Take a look at the following code:
gd_sr = GridSearchCV(estimator=classifier,
param_grid=grid_param,
scoring='accuracy',
cv=5,
n_jobs=-1)
Once the GridSearchCV
class is initialized, the last step is to call the fit
method of the class and pass it the training and test set, as shown in the following code:
gd_sr.fit(X_train, y_train)
This method can take some time to execute because we have 20 combinations of parameters and a 5-fold cross validation. Therefore the algorithm will execute a total of 100 times.

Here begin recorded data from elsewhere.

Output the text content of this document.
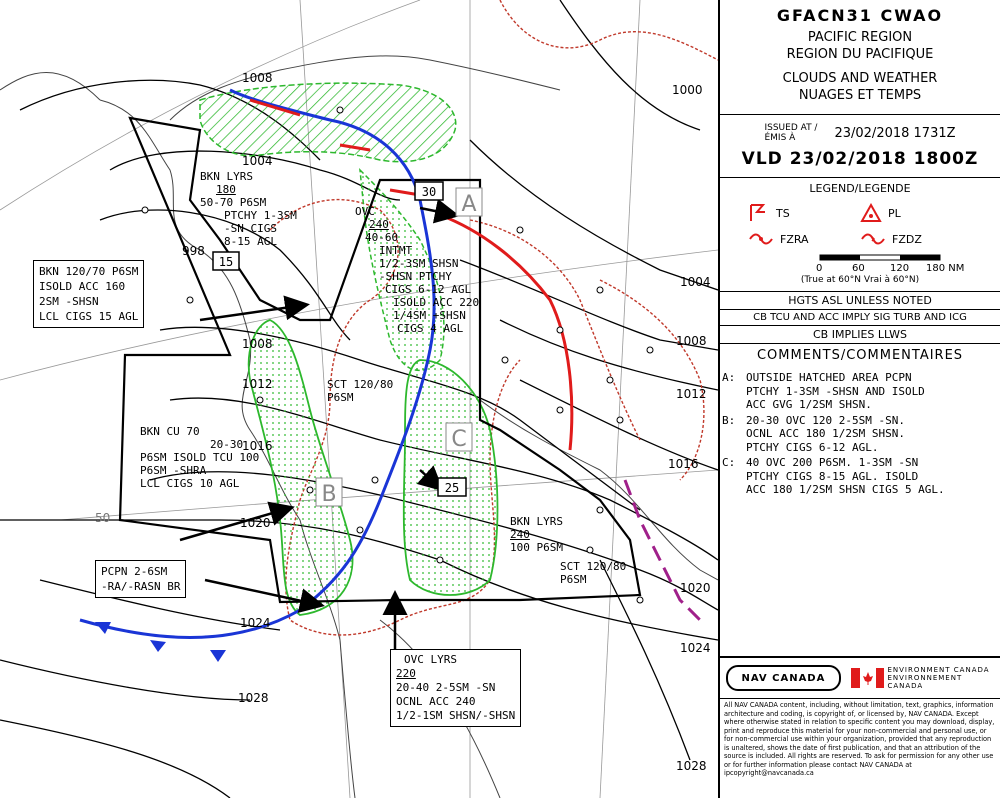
A
B
C
30
15
25
1008
1004
998
1008
1012
1016
1020
1024
1028
1000
1004
1008
1012
1016
1020
1024
1028
50
BKN LYRS
180
50-70 P6SM
PTCHY 1-3SM
-SN CIGS
8-15 AGL
OVC
240
40-60
INTMT
1/2-3SM SHSN
-SHSN PTCHY
CIGS 6-12 AGL
ISOLD ACC 220
1/4SM +SHSN
CIGS 4 AGL
SCT 120/80
P6SM
BKN CU 70
20-30
P6SM ISOLD TCU 100
P6SM -SHRA
LCL CIGS 10 AGL
BKN LYRS
240
100 P6SM
SCT 120/80
P6SM
BKN 120/70 P6SM
ISOLD ACC 160
2SM -SHSN
LCL CIGS 15 AGL
PCPN 2-6SM
-RA/-RASN BR
OVC LYRS
220
20-40 2-5SM -SN
OCNL ACC 240
1/2-1SM SHSN/-SHSN
GFACN31 CWAO
PACIFIC REGION
REGION DU PACIFIQUE
CLOUDS AND WEATHER
NUAGES ET TEMPS
ISSUED AT / ÉMIS À	23/02/2018 1731Z
VLD 23/02/2018 1800Z
LEGEND/LEGENDE
TS	PL
FZRA	FZDZ
0	60	120 180 NM
(True at 60°N Vrai à 60°N)
HGTS ASL UNLESS NOTED
CB TCU AND ACC IMPLY SIG TURB AND ICG
CB IMPLIES LLWS
COMMENTS/COMMENTAIRES
A: OUTSIDE HATCHED AREA PCPN
PTCHY 1-3SM -SHSN AND ISOLD
ACC GVG 1/2SM SHSN.
B: 20-30 OVC 120 2-5SM -SN.
OCNL ACC 180 1/2SM SHSN.
PTCHY CIGS 6-12 AGL.
C: 40 OVC 200 P6SM. 1-3SM -SN
PTCHY CIGS 8-15 AGL. ISOLD
ACC 180 1/2SM SHSN CIGS 5 AGL.
NAV CANADA
ENVIRONMENT CANADA
ENVIRONNEMENT CANADA
All NAV CANADA content, including, without limitation, text, graphics, information architecture and coding, is copyright of, or licensed by, NAV CANADA. Except where otherwise stated in relation to specific content you may download, display, print and reproduce this material for your non-commercial and personal use, or for non-commercial use within your organization, provided that any reproduction is unaltered, shows the date of first publication, and that an attribution of the source is included. All rights are reserved. To ask for permission for any other use or for further information please contact NAV CANADA at ipcopyright@navcanada.ca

Once the method completes execution, the next step is to check the parameters that return the highest accuracy. To do so, print the sr.best_params_
attribute of the GridSearchCV
object, as shown below:
best_parameters = gd_sr.best_params_
print(best_parameters)
Output:
{'bootstrap': True, 'criterion': 'gini', 'n_estimators': 1000}
The result shows that the highest accuracy is achieved when the n_estimators
are 1000, bootstrap
is True
and criterion
is “gini”.
Note: It would be a good idea to add more number of estimators and see if performance further increases since the highest allowed value of n_estimators
was chosen.
The last and final step of Grid Search algorithm is to find the accuracy obtained using the best parameters. Previously we had a mean accuracy of 69.72% with 300 n_estimators
.
To find the best accuracy achieved, execute the following code:
best_result = gd_sr.best_score_
print(best_result)
The accuracy achieved is: 0.6985 of 69.85% which is only slightly better than 69.72%. To improve this further, it would be good to test values for other parameters of Random Forest algorithm, such as max_features
, max_depth
, max_leaf_nodes
, etc. to see if the accuracy further improves or not.
Conclusion
In this article we studied two very commonly used techniques for performance evaluation and model selection of an algorithm. K-Fold Cross-Validation can be used to evaluate performance of a model by handling the variance problem of the result set. Furthermore, to identify the best algorithm and best parameters, we can use the Grid Search algorithm.